The Unintended Ramifications of 'Move Fast and Break Things'
Category Business Saturday - November 25 2023, 03:05 UTC - 12 months ago As we mark the first anniversary of the release of AI chatbot ChatGPT, it's worth considering whether the big tech companies could do with moving slowly and taking care not to break anything. Social media, cryptocurrencies and the personal computer all brought unintended implications. The US justice system using AI for more than a decade to assist bail decisions exposes the inteplay between human and machine as the root of the problem. Moving slowly might be beneficial for people and for economics.
The unofficial motto of Silicon Valley has long been "move fast and break things". It relies on the assumption that in order to create cutting edge technology and to be ahead of the competition, companies need to accept that things will get damaged in the process.However, this approach can have implications beyond just economics. It can endanger people and be unethical. As we mark the first anniversary of the release of AI chatbot ChatGPT, it's worth considering whether the big tech companies could do with moving slowly and taking care not to break anything.
ChatGPT's impressive capabilities caused a sensation. But some commentators were quick to point to issues such as the potential it presented for students to cheat on assignments. More widely, the chatbot intensified a debate over how to control AI, a transformative technology with huge potential benefits—and risks of comparable significance.

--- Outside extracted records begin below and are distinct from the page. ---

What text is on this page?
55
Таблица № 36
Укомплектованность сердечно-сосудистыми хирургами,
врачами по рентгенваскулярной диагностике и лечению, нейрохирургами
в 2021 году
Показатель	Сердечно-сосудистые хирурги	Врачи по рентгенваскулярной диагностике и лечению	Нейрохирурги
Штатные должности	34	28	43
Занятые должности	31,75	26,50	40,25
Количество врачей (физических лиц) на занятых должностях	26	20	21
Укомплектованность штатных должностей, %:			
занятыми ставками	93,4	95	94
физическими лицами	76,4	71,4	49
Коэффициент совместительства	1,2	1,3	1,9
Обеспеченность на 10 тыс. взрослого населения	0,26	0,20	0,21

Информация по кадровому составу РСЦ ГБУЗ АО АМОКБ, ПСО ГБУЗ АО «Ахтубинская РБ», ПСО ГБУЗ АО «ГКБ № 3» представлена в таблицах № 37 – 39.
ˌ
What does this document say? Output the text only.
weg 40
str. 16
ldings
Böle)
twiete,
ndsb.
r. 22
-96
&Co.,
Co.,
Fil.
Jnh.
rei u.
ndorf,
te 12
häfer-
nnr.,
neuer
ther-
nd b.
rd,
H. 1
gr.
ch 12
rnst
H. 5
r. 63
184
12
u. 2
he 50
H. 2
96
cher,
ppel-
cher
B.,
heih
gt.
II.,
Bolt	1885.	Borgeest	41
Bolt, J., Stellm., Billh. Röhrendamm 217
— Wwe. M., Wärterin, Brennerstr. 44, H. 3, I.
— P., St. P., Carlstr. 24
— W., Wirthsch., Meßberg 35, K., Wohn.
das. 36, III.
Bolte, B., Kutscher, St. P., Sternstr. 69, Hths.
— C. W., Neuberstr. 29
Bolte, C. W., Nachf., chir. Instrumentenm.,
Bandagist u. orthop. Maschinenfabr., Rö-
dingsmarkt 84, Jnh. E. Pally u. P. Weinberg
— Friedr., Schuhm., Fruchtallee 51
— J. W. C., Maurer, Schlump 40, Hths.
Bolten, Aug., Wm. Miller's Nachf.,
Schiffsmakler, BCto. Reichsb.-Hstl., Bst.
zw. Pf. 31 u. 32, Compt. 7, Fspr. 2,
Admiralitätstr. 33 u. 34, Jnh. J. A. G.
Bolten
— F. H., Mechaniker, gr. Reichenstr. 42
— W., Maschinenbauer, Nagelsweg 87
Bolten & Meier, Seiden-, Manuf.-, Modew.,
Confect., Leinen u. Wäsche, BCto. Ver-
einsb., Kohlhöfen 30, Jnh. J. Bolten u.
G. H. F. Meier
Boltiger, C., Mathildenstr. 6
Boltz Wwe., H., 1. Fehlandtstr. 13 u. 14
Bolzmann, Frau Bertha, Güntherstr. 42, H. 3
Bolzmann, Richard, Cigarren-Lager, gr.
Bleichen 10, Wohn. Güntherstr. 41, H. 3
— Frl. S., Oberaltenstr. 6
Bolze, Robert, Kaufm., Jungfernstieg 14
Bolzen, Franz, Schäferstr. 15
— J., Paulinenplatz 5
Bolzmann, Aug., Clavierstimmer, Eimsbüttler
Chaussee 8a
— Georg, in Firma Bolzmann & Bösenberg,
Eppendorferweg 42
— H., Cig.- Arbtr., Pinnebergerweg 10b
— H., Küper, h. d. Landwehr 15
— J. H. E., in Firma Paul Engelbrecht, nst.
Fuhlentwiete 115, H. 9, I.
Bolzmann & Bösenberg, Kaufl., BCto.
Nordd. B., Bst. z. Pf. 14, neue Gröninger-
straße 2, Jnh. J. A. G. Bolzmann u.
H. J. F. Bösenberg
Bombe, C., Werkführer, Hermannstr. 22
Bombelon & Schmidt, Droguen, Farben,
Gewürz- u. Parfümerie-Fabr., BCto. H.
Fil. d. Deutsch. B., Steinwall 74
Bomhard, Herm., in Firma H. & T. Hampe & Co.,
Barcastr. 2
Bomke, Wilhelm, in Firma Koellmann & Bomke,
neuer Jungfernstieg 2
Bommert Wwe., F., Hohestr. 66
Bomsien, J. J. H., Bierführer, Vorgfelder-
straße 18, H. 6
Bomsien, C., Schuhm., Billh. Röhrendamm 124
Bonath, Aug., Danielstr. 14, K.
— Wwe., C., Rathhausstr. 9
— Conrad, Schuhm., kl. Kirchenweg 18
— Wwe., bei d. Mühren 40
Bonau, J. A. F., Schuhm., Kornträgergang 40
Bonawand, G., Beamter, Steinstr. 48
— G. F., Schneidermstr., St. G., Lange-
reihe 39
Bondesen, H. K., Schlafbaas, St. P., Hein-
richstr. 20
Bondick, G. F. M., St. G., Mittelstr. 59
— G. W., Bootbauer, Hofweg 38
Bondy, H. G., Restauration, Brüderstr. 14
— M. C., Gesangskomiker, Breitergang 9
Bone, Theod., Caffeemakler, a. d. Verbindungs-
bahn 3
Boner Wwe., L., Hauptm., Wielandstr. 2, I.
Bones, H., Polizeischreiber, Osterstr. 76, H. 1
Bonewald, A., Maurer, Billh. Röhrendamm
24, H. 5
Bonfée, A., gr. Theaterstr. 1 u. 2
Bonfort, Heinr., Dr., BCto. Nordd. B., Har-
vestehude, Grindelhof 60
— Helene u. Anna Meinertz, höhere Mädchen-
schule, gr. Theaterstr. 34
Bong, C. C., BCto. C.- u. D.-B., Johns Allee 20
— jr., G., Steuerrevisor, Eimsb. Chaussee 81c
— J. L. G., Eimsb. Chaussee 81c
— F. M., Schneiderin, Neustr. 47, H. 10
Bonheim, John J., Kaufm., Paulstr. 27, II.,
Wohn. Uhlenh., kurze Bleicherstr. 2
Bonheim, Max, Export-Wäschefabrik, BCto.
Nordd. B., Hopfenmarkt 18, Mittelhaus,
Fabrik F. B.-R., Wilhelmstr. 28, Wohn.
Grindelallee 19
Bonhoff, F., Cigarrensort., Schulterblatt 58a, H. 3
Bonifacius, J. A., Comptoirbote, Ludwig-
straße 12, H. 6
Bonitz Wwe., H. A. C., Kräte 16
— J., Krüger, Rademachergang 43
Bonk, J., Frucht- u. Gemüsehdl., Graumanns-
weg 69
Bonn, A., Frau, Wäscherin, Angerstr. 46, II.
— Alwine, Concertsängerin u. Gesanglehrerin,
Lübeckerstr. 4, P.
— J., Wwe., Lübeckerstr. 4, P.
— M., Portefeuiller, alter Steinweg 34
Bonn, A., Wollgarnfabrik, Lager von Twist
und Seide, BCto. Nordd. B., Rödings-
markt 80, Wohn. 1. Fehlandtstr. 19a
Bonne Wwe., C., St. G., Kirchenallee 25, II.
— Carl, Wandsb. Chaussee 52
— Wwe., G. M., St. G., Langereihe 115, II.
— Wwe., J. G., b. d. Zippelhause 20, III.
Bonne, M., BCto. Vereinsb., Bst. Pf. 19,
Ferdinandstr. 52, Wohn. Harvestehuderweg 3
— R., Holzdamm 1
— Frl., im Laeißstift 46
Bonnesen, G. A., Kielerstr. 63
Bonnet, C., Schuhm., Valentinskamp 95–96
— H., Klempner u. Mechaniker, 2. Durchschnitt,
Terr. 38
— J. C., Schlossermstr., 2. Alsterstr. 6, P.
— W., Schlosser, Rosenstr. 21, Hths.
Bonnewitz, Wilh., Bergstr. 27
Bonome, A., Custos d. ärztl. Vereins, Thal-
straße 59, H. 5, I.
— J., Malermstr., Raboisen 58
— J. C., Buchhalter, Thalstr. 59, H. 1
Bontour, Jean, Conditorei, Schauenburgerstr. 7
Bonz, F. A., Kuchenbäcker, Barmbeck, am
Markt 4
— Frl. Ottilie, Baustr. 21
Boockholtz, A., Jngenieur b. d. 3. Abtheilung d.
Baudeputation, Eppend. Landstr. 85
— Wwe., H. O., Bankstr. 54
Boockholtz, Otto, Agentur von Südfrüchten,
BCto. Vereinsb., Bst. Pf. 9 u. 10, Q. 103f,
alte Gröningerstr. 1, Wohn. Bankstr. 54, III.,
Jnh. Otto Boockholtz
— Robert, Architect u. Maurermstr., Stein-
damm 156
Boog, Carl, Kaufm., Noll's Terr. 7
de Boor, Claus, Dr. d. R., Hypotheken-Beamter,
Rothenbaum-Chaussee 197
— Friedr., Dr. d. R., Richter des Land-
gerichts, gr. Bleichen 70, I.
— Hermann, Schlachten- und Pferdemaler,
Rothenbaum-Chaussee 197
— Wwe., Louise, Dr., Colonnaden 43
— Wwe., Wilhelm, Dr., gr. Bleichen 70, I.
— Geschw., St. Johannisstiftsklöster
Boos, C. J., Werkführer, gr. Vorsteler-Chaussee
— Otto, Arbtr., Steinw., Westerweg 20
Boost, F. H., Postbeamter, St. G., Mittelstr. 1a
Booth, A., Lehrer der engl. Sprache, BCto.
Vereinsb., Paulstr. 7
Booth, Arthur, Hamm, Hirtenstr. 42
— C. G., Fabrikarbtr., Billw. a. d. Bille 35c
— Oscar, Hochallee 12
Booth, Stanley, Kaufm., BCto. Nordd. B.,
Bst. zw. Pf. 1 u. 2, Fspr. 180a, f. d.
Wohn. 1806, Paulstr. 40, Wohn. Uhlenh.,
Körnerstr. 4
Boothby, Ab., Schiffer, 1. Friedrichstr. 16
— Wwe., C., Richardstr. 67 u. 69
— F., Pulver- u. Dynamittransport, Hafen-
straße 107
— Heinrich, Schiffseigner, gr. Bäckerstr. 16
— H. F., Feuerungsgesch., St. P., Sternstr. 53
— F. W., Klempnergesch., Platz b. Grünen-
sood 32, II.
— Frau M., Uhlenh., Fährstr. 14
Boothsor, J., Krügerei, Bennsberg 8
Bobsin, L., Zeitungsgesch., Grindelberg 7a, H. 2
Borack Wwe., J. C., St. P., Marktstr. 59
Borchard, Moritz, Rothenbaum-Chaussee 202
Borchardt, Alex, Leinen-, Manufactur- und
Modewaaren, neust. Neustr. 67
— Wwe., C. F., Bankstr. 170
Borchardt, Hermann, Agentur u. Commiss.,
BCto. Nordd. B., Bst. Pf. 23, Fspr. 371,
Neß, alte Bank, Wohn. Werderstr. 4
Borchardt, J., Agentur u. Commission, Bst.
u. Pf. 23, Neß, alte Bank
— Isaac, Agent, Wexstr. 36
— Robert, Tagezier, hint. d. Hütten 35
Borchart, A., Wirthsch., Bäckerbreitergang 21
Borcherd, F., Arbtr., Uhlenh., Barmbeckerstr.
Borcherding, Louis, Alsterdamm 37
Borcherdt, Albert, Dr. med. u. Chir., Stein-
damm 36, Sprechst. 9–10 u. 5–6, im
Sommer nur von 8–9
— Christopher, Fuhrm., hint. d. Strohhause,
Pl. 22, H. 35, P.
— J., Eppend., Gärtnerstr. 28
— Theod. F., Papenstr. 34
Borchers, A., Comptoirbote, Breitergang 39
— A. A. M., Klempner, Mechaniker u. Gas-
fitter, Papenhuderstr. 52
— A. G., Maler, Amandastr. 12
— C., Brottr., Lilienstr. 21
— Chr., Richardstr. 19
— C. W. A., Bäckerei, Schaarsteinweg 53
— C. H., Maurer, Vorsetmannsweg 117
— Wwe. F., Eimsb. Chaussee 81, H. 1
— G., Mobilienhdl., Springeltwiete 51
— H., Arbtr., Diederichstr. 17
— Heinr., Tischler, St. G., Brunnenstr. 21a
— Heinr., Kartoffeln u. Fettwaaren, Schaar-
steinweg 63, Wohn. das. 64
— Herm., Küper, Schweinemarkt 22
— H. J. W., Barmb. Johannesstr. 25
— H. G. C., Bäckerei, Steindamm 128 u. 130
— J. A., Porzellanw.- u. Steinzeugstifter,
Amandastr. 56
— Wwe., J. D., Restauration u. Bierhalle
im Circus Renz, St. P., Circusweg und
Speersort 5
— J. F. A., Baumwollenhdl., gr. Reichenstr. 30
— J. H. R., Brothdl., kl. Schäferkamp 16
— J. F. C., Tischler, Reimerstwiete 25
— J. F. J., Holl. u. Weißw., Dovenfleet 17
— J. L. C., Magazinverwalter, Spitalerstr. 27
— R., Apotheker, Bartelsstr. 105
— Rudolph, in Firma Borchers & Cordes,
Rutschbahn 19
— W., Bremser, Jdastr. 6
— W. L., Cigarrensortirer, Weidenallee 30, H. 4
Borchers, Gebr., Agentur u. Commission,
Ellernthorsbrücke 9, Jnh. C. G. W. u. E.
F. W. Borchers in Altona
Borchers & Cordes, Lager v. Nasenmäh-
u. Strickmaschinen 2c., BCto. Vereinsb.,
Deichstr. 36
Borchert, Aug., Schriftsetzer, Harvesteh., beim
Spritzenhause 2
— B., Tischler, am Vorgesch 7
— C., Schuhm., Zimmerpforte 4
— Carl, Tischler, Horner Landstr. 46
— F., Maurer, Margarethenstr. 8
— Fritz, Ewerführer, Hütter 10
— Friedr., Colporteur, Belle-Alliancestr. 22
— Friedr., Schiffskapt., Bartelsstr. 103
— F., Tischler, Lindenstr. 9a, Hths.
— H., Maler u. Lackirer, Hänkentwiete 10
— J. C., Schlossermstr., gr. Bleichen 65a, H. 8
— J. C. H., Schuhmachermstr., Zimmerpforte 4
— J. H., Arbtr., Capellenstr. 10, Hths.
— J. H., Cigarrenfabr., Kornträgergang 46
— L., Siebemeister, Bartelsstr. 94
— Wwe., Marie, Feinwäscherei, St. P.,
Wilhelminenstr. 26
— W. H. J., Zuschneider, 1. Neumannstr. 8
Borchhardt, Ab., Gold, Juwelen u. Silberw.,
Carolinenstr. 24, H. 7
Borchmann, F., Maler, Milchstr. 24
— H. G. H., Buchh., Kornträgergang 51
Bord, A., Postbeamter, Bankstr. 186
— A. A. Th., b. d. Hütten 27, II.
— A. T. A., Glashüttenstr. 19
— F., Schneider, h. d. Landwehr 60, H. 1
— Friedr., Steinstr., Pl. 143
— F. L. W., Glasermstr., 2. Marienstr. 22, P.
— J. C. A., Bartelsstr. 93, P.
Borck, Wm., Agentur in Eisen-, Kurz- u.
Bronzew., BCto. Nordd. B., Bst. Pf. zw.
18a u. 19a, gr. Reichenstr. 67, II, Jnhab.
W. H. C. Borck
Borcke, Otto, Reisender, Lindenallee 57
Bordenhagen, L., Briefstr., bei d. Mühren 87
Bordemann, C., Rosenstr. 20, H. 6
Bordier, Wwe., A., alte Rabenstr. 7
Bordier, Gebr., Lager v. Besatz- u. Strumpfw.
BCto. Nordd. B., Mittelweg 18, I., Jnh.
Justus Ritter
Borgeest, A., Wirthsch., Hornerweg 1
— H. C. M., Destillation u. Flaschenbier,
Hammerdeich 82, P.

Let's look at Silicon Valley's record on other technology too. Social media was supposed to bring us together. Instead, it has threatened democracy and produced armies of trolls. Cryptocurrencies, touted as challenging the financial status quo have been an environmental disaster and have been vulnerable to fraud.
The advent of the personal computer was supposed to make our work life easier. It did, but at the price of massive job losses which the job market took more than a decade to recover from.
It's not that technologies in themselves are bad. However, the ideology within which they are developed can be a problem. And as technology permeates more and more of our daily lives, the "things" that break could potentially end up being human lives.
Change of approach .
"Move fast and break things" could also prove to be economically wrong, making investors rush for novelty instead of value, as they did in the dot com bubble of the early 2000s. The idea assumes that although things might go wrong, we will be able to fix them quickly, and so the harms will be limited. Yet, looking at the history of Silicon Valley, this has been shown to be a problem on several counts.
Identifying that there is a problem is not the same as finding its cause. Once a technology has been deployed, the environment in which it is used may be so complex that it takes years to understand what exactly is going wrong.
The US justice system, for instance, has been using AI for more than a decade to assist bail decisions. These decide who should be released prior to trial against a cash bond.
AI was introduced not just as a way to reduce the flight risk, of defendants going on the run, but also to tackle racial bias, where white judges might be more likely to release white defendants. However, the algorithms produced the opposite result, with fewer black defendants being released.
Engineers kept on introducing new versions of the AI algorithms, hoping to reduce bias. Nothing worked. Then, in 2019—17 years after the system was first introduced—a researcher found that the problem was not the AI itself, but the way judges were using it.
They were more likely to overrule decisions that didn't fit with their stereotypes, and the problem was the inteplay between human and machine.